Survival first aid: How to handle different trauma scenarios

(Natural News) When dealing with an emergency situation, you may sometimes need to treat common traumatic injuries like burns, concussions or even gunshot wounds due to accidents or rioting in your area.

To prepare for scenarios like this, learn basic first aid skills. Your skills might even save a life, especially when emergency medical services (EMS) are delayed or unavailable. (h/t to PreppersWill.com)

Items for a trauma first aid kit

When preparing your bug-out bag or survival bag, make sure you also have a trauma first aid kit. This includes items different than the ones in your basic first aid kit:

  • An assortment of regular dressings ranging from 4x4s and 5x9s to ABD
  • Combination of bandage wraps (4″ and 6″ Israeli Bandage, Ace wraps, etc.)
  • Heavy-duty 1″ and 2″ tape
  • Hemostatic dressings of different sizes and purposes (e.g., Quik Clot, Celox)
  • Open chest injury seals in multiple sizes
  • Tourniquets

Gunshot trauma

If you’ve received first aid training, you may already be familiar with the “ABC” concept:

  • Airway
  • Breathing
  • Circulation

But if you’re treating a gunshot wound, you should prioritize circulation.

Stop the bleeding

Apply direct pressure to the wound, elevate the affected area and use a pressure bandage. If you have one in your first aid kit, use an Israeli Emergency Bandage.
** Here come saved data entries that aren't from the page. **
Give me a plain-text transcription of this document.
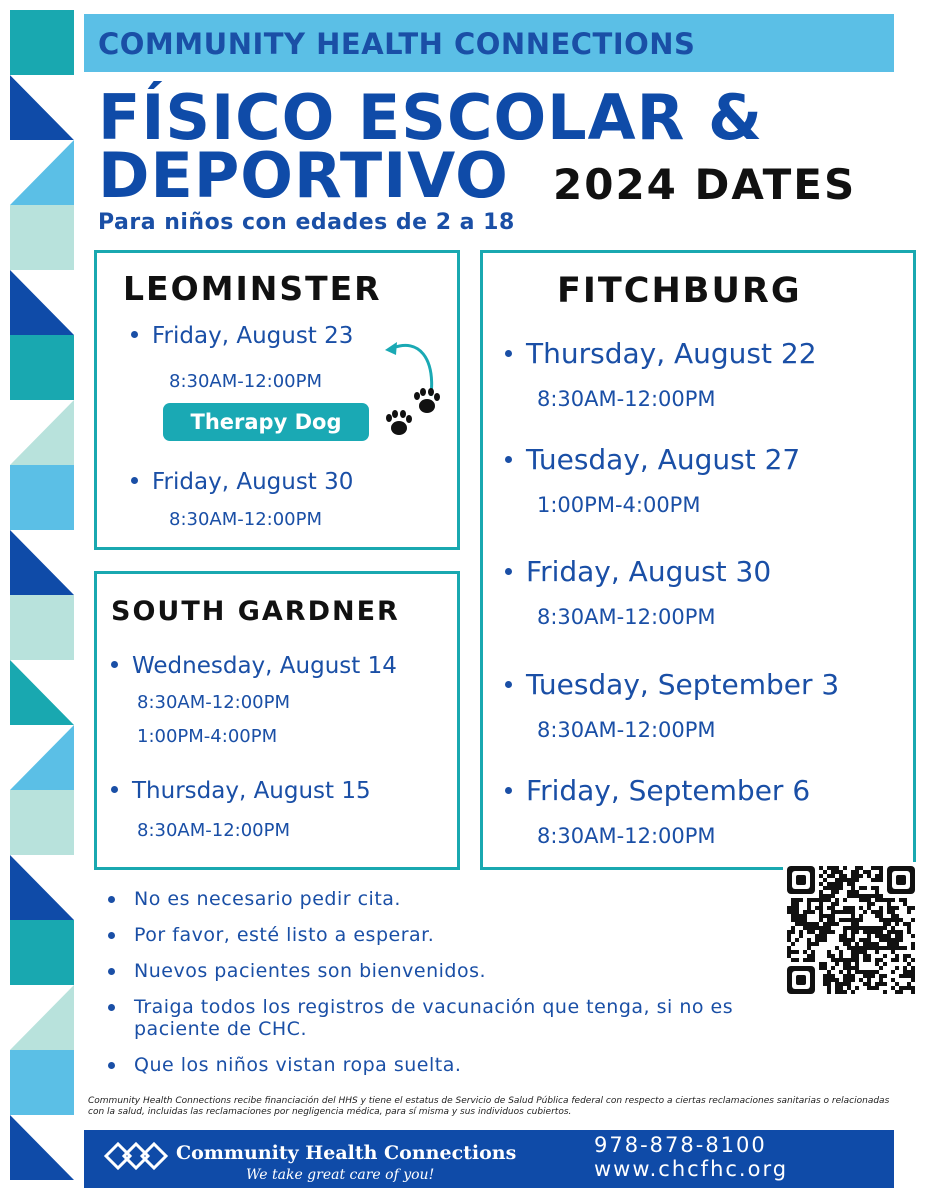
COMMUNITY HEALTH CONNECTIONS
FÍSICO ESCOLAR &
DEPORTIVO 2024 DATES
Para niños con edades de 2 a 18
LEOMINSTER
Friday, August 23
8:30AM-12:00PM
Therapy Dog
Friday, August 30
8:30AM-12:00PM
SOUTH GARDNER
Wednesday, August 14
8:30AM-12:00PM
1:00PM-4:00PM
Thursday, August 15
8:30AM-12:00PM
FITCHBURG
Thursday, August 22
8:30AM-12:00PM
Tuesday, August 27
1:00PM-4:00PM
Friday, August 30
8:30AM-12:00PM
Tuesday, September 3
8:30AM-12:00PM
Friday, September 6
8:30AM-12:00PM
No es necesario pedir cita.
Por favor, esté listo a esperar.
Nuevos pacientes son bienvenidos.
Traiga todos los registros de vacunación que tenga, si no es paciente de CHC.
Que los niños vistan ropa suelta.
Community Health Connections recibe financiación del HHS y tiene el estatus de Servicio de Salud Pública federal con respecto a ciertas reclamaciones sanitarias o relacionadas con la salud, incluidas las reclamaciones por negligencia médica, para sí misma y sus individuos cubiertos.
Community Health Connections
We take great care of you!
978-878-8100
www.chcfhc.org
If you don’t have one, improvise with a clean towel or bandana. If direct pressure doesn’t control the bleeding, consider applying a hemostatic agent like Quick Clot and you continue to maintain pressure.

 

Address shock

Treat for shock concurrently with the other steps. Keep the patient covered for warmth unless you have to check their wounds.

Examine the entire body for wounds

Do not rely solely on identifying entry and exit wounds since bullets can cause complex injuries.

Examine the patient thoroughly because bullets may hit bones, fragment and travel anywhere within the body. This may be the case if the patient was injured by special bullets designed to inflict multiple injuries. (Related: Prepping must-haves: Medical supplies and first aid kits.) 

How to treat gunshot wounds in arms or legs involving bones

When treating gunshot wounds in the arms or legs involving bones, elevate the wound above the patient’s heart and apply a pressure bandage. If bleeding persists, use your clean fingers to apply pressure to the brachial artery for arm wounds or the femoral artery for leg wounds.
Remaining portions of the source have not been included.